Untunglah, final itu hanya berlangsung sampai menit 68! Inisiatif dan pergerakan Messi mencari ruang yang ditinggalkan Barzagli diakhiri dengan kecermatan membaca bola pantul oleh Suarez. Gol itu meredakan kecemasan dan mengubah arah serta tegangan pertandingan. Secara drastis, mood permainan kembali normal, begitu juga aliran bola. Suarez mencetak gol untuk kota yang membawa Sofia dan menuntaskan dongeng pemuda Uruguay tonggos dan miskin yang memperjuangkan cinta lewat sepakbola dengan sebuah pergerakan magis.

Kamera kembali mengayun emosi. Enrique berlari girang dan membetulkan ikat pinggang. Asistennya memanggil pemain cadangan dan Xavi segera berdiri siap mengotrol irama permainan. Tiap selesai ditekel, wajah Suarez yang meringis antara menahan rasa sakit dan mengulur waktu muncul dalam jarak dekat. Gambar pendukung Juve memegang kepala dan menggigit kuku berseliweran. Bendera-bendera bergaris merah-kuning berkibaran.

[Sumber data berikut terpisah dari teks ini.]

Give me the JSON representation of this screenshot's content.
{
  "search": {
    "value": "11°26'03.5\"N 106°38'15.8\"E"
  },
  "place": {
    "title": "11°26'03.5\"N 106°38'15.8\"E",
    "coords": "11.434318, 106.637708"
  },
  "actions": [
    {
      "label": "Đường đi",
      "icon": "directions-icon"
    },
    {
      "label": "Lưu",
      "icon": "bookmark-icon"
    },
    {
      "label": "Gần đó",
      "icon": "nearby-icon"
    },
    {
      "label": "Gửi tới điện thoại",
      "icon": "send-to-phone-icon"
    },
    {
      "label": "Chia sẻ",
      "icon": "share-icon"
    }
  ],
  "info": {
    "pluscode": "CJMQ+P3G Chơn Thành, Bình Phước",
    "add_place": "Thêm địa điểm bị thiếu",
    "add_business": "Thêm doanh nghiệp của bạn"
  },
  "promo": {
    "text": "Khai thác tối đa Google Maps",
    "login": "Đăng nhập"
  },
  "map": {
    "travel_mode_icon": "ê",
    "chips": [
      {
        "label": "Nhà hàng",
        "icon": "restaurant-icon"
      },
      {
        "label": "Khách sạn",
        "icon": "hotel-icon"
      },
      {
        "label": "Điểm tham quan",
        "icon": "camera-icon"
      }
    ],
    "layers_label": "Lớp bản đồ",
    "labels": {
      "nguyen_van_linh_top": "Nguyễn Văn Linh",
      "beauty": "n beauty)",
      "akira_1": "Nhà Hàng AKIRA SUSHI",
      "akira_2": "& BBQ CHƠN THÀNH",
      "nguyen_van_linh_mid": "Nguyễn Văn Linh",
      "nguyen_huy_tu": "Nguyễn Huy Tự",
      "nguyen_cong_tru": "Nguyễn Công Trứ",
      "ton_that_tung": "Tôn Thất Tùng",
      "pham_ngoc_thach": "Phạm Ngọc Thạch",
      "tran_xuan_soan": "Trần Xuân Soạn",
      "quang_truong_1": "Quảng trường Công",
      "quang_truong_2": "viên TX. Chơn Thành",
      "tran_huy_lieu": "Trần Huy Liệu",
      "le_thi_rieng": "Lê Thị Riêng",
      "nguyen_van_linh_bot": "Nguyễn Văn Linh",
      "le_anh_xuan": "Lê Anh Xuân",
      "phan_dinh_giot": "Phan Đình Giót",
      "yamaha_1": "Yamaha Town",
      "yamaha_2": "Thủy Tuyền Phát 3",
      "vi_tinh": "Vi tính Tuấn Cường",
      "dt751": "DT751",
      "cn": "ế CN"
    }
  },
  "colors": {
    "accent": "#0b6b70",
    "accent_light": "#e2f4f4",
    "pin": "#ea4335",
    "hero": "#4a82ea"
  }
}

Bagi penonton "netral", bandar judi, dan pemasang iklan, drama 90 atau 120 menit adalah final ideal. Namun, saya yakin bahwa fans jujur tidak akan ada yang mau menderita jantungan sepanjang pertandingan. Mereka pasti tidak menikmati masa-masa ketika timnya berada sejengkal dari resiko kekalahan. Apalagi bagi pendukung Barcelona yang punya momok sejarah kelam. Jelas saya tidak ingin menangis sendirian seperti duapuluh satu silam. Cukup pendukung Atletico Madrid atau Bayer Munich yang dihantui oleh sejarah. \

Sepuluh menit adalah waktu yang cukup buat Juventus untuk menunjukkan bahwa mereka datang ke Berlin dengan mental yang matang dan keyakinan yang kuat—bukan sebagai tim yang turun ke pertahanan dan menunggu serangan balik versi Inter Milan. Sepuluh menit itu adalah obat duka lara bagi para penggemarnya—hati kecil mereka bicara bahwa ini adalah tahunnya Barca. Meskipun begitu, mereka juga tahu bahwa ada menit-menit yang pantas dirayakan. Saya menikmati sepuluh menit itu, sepuluh menit yang pantas dirasakan, suatu waktu yang menempatkan masa silam dan kekinian; waktu sekarang yang menarik lapisan-lapisan sejarah dan pengalaman sepakbola.

Itu adalah sepulu menit masa final sesungguhnya: suatu periode yang menghadirkan ambang batas antara kalah dan menang.